The Tudor-style mansion was built by August Pleiss in 1902 at a cost of $10,000, on land purchase from the Merrill Family. It has large rooms with high ceilings, many windows, natural oak floors, two stairways, and fireplaces in the living and dining rooms.
Pleiss was the owner of the famous Schlitz Palm Garden located at the corner of Grand Avenue and Third Street. At the time, he and his partner, Phillip Heck, controlled the largest retail trade in beer in the United States, selling 4,500 barrels in 1898.

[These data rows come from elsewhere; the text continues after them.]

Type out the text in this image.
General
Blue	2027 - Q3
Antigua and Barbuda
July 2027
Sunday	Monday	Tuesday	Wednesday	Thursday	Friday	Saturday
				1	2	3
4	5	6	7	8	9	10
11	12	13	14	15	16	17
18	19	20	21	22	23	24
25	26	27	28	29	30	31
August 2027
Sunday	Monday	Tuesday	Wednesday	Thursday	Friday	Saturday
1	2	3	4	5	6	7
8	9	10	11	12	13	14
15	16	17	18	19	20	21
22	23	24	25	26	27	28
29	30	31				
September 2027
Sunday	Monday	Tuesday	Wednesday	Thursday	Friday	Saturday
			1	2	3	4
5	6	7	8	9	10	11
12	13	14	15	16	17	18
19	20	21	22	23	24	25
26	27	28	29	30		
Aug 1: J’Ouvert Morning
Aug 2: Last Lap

From approximately 1920 to 1946 the Weinhagen family occupied the residence. In 1946 Marquette University’s Psi Omega Professional Dental Fraternity acquired the property for $25,000. Notes on the acquisition stated that the house had four bathrooms, accommodated 30-35 people, and is equipped for heating and meals. The third floor served as a dormitory where most of the fraternity members slept in bunk beds. The basement provided study and social options: the fraternity installed a “modern well-equipped laboratory” as well as a stone and concrete bar. The fraternity appears to have been quite active. For example, in March 1955, the Assistant Dean of Men was forced to visit the fraternity house at 3:30 a.m., where he discovered that whiskey and “dates” had been at the house. Worse yet, the men did not know the last names of their dates, although they did try to guess! Neighbors frequently complained about the fraternity. Psi Omega Fraternity occupied the house until approximately 1968.

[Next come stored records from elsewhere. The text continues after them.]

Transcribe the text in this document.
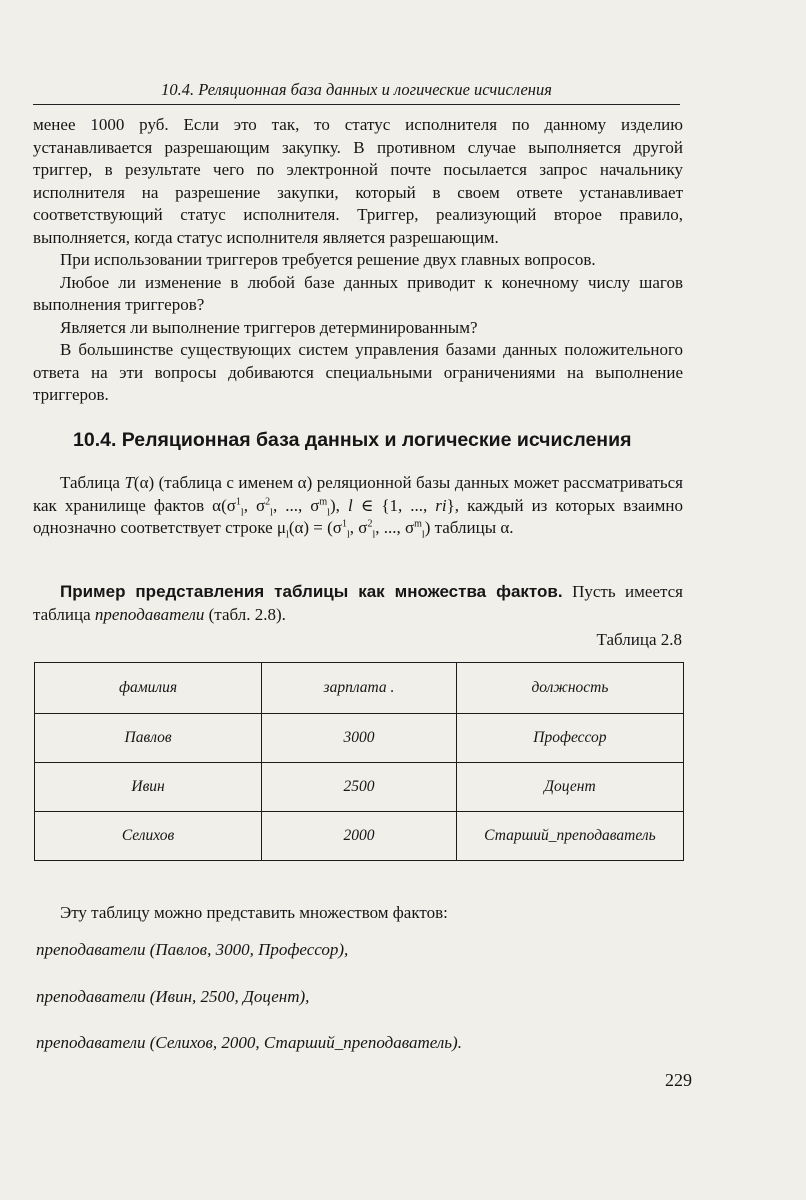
10.4. Реляционная база данных и логические исчисления

менее 1000 руб. Если это так, то статус исполнителя по данному изделию устанавливается разрешающим закупку. В противном случае выполняется другой триггер, в результате чего по электронной почте посылается запрос начальнику исполнителя на разрешение закупки, который в своем ответе устанавливает соответствующий статус исполнителя. Триггер, реализующий второе правило, выполняется, когда статус исполнителя является разрешающим.

При использовании триггеров требуется решение двух главных вопросов.

Любое ли изменение в любой базе данных приводит к конечному числу шагов выполнения триггеров?

Является ли выполнение триггеров детерминированным?

В большинстве существующих систем управления базами данных положительного ответа на эти вопросы добиваются специальными ограничениями на выполнение триггеров.

10.4. Реляционная база данных и логические исчисления

Таблица T(α) (таблица с именем α) реляционной базы данных может рассматриваться как хранилище фактов $\alpha(\sigma^1_l$, $\sigma^2_l$, ..., $\sigma^m_l$), l ∈ {1, ..., ri}, каждый из которых взаимно однозначно соответствует строке $\mu_l(\alpha) = (\sigma^1_l$, $\sigma^2_l$, ..., $\sigma^m_l$) таблицы α.

Пример представления таблицы как множества фактов. Пусть имеется таблица преподаватели (табл. 2.8).

Таблица 2.8
фамилия	зарплата .	должность
Павлов	3000	Профессор
Ивин	2500	Доцент
Селихов	2000	Старший_преподаватель

Эту таблицу можно представить множеством фактов:

преподаватели (Павлов, 3000, Профессор),

преподаватели (Ивин, 2500, Доцент),

преподаватели (Селихов, 2000, Старший_преподаватель).

229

In 1987 Milwaukee Home Hospice, under the direction of James Ewens, acquired the house, which had been vacant for several years. It paid $40,000 for the property that the Milwaukee Journal described as “deteriorating,” all boarded up” and “gone to seed.” After significant restoration, Milwaukee Home Hospice occupied the house until 1993.
Since 1994, this house has been renovated quite thoroughly top to bottom to suit a new purpose as home to the Père Marquette Jesuit Community, a community of Jesuit priests and brothers who work at Marquette University High School, Nativity Jesuit Academy, and Cristo Rey Jesuit High School. During the early renovations, in yard work, the Jesuits uncovered and removed the remains of an ornamental fountain in the front yard, most likely from the Pleiss and/or Weinhagen days.